University of Chicago professor Richard Thaler has won the 2017 Nobel Prize in economics for his work on behavioral economics, which tries to understand how humans make decisions, especially poor ones. Thaler, an American, is one of the leading experts in the relatively new field that combines psychology and economics.
—Via Washington Post.
California wildfires have threatened the state's first legal marijuana crop. California grows an estimated 13 million pounds of pot annually and four of every five pounds is shipped to other states. In addition to burned crops and marijuana displaying smokey odors, cannabis exposed to smoke and ash is more vulnerable to disease, which can result in high levels of molds, mildews, and fungus, creating potential health risks such as lung infections.
—Via East Bay Express.
Grady Tate, a jazz musician who was nominated for Grammy Awards as a singer but was best known as a versatile drummer who helped propel the “soul-jazz” style of the 1960s and who appeared on hundreds of albums and sang for Schoolhouse Rock, has died at 85.
—Via NPR.
For the first time in Goose Island’s 29-year history, Chicago’s oldest brewery did not participate in the Great American Beer Festival, the U.S. beer industry’s premier event and competition, held annually in Denver Colorado, this year from 5-7 October.

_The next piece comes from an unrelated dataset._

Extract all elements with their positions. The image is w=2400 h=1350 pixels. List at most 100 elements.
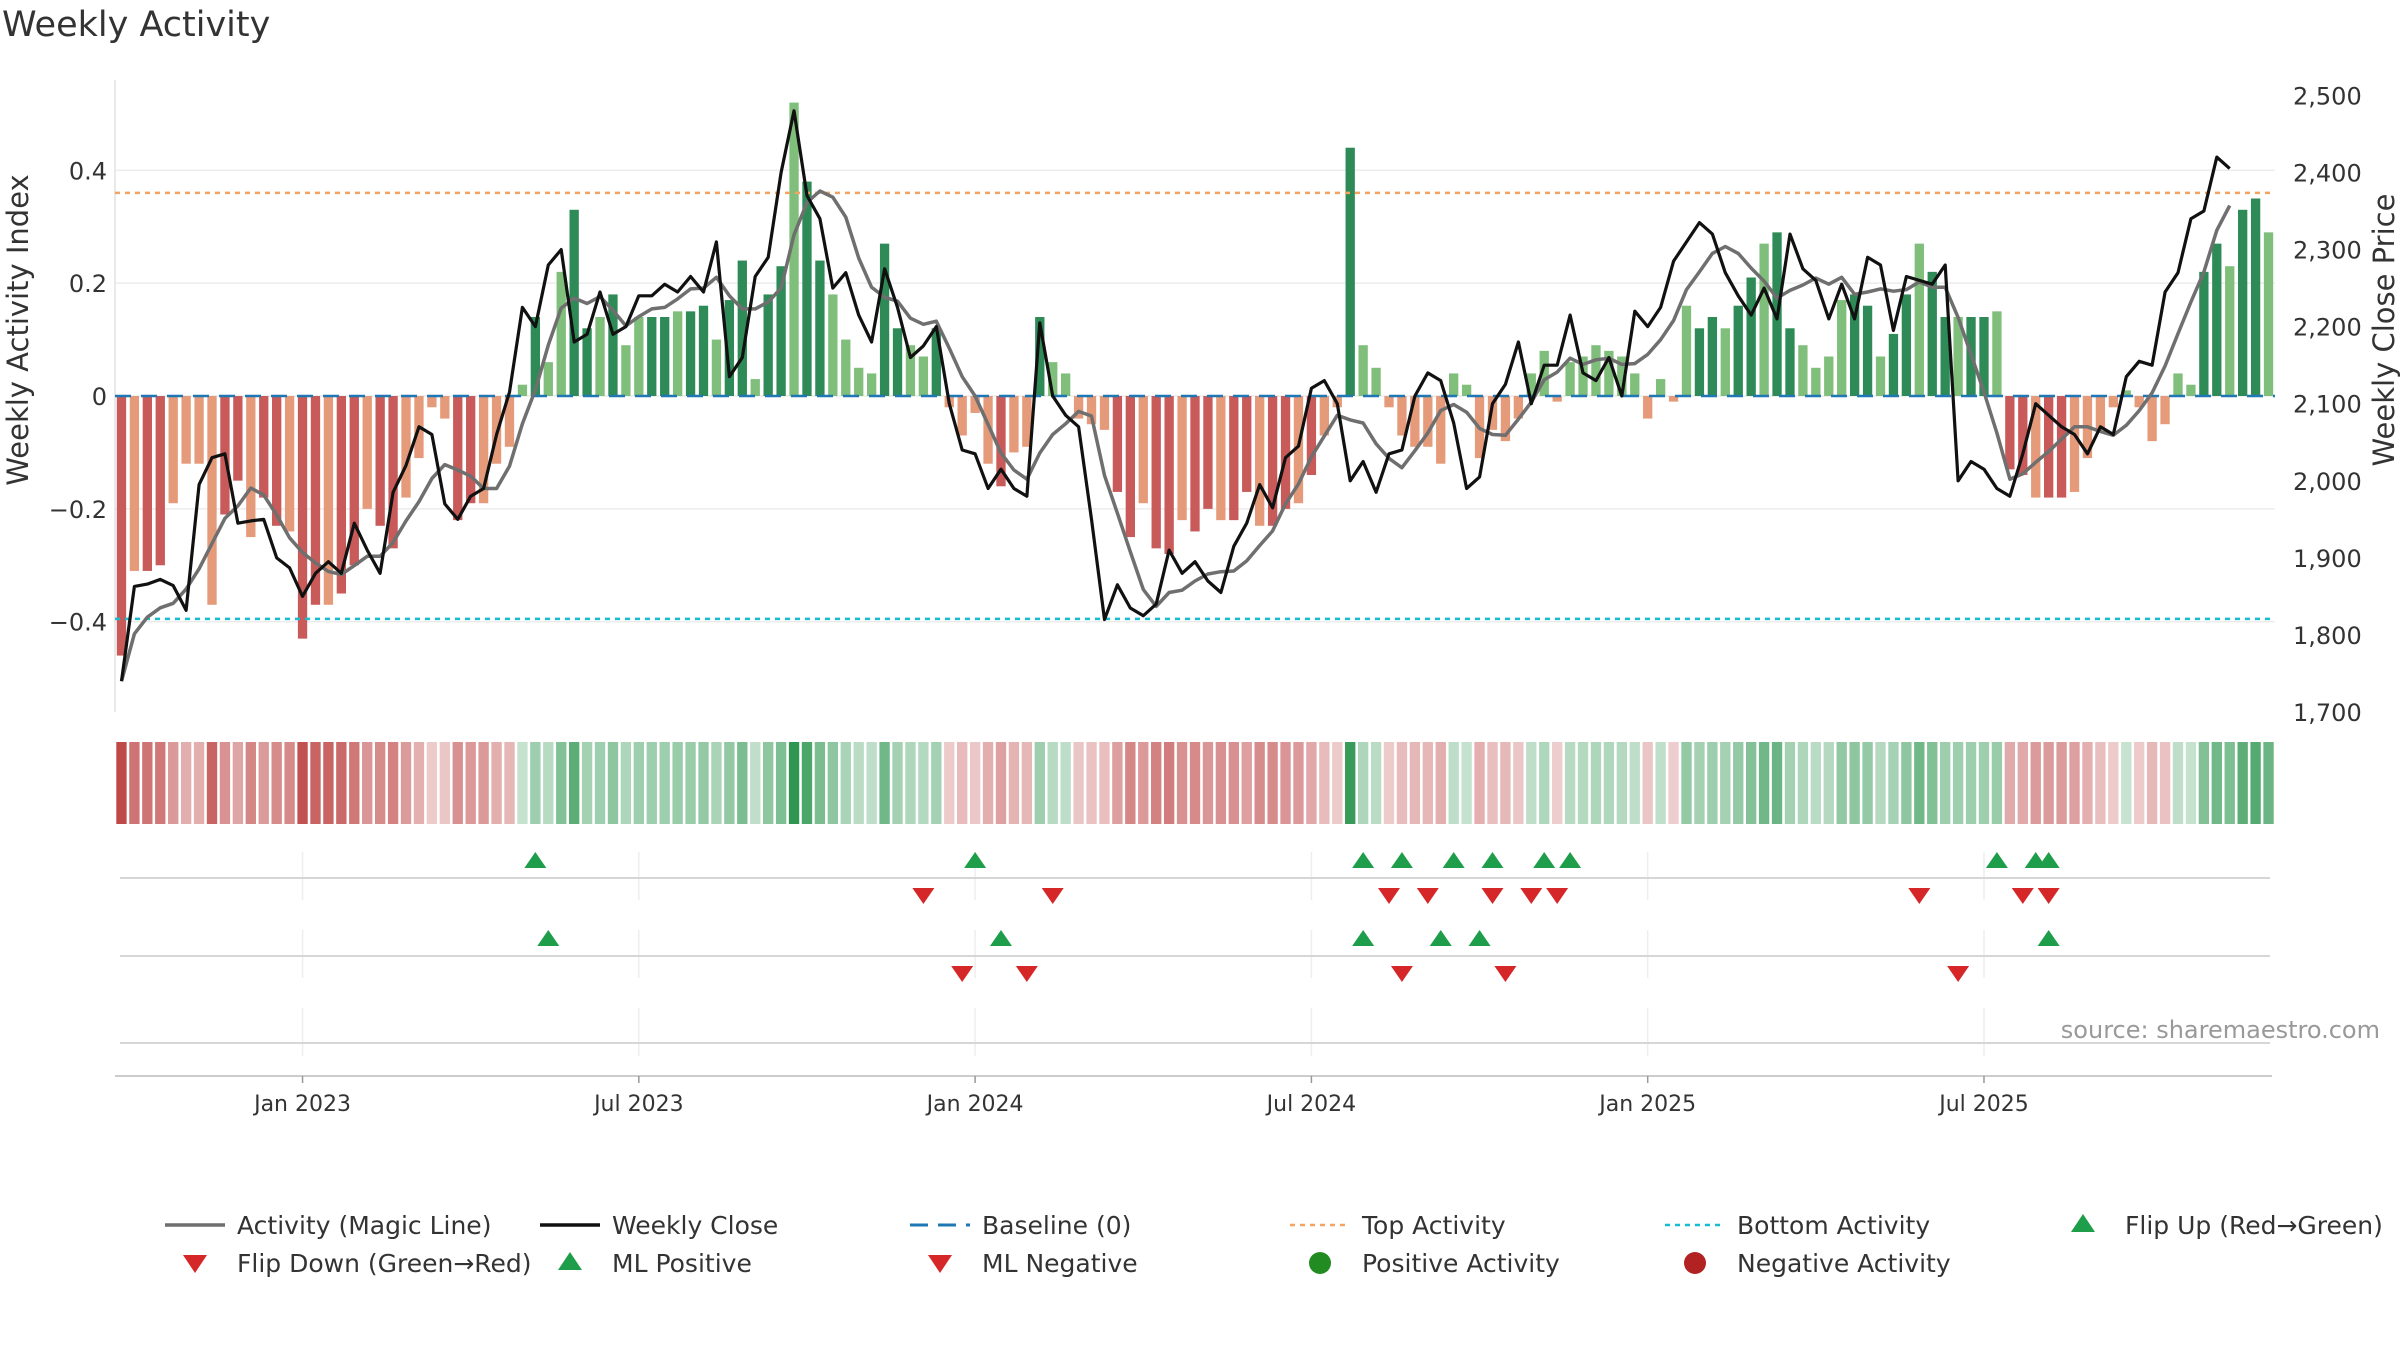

Goose Island’s exclusion is not for a lack of the brewery’s desire to be there. It’s the result of a complicated relationship between craft beer and Big Beer that’s only growing more complicated. The Brewers Association, which operates GABF and is the trade organization for 4,000 breweries that meet its definition of “craft” — small, traditional and independent — says the issue comes down to two intersecting factors: a wildly growing beer industry and the consolidation sparked by Goose Island’s sale to Anheuser-Busch InBev in 2011. After two years of discussion, the Brewers Association has begun limiting the number of breweries that a single beer company can have on the floor at GABF. Left on the outside are Goose Island and a handful of other breweries that have been bought by the world’s largest beer companies [such as Virginia's award-winning Devils Backbone].—Via Chicago Tribune.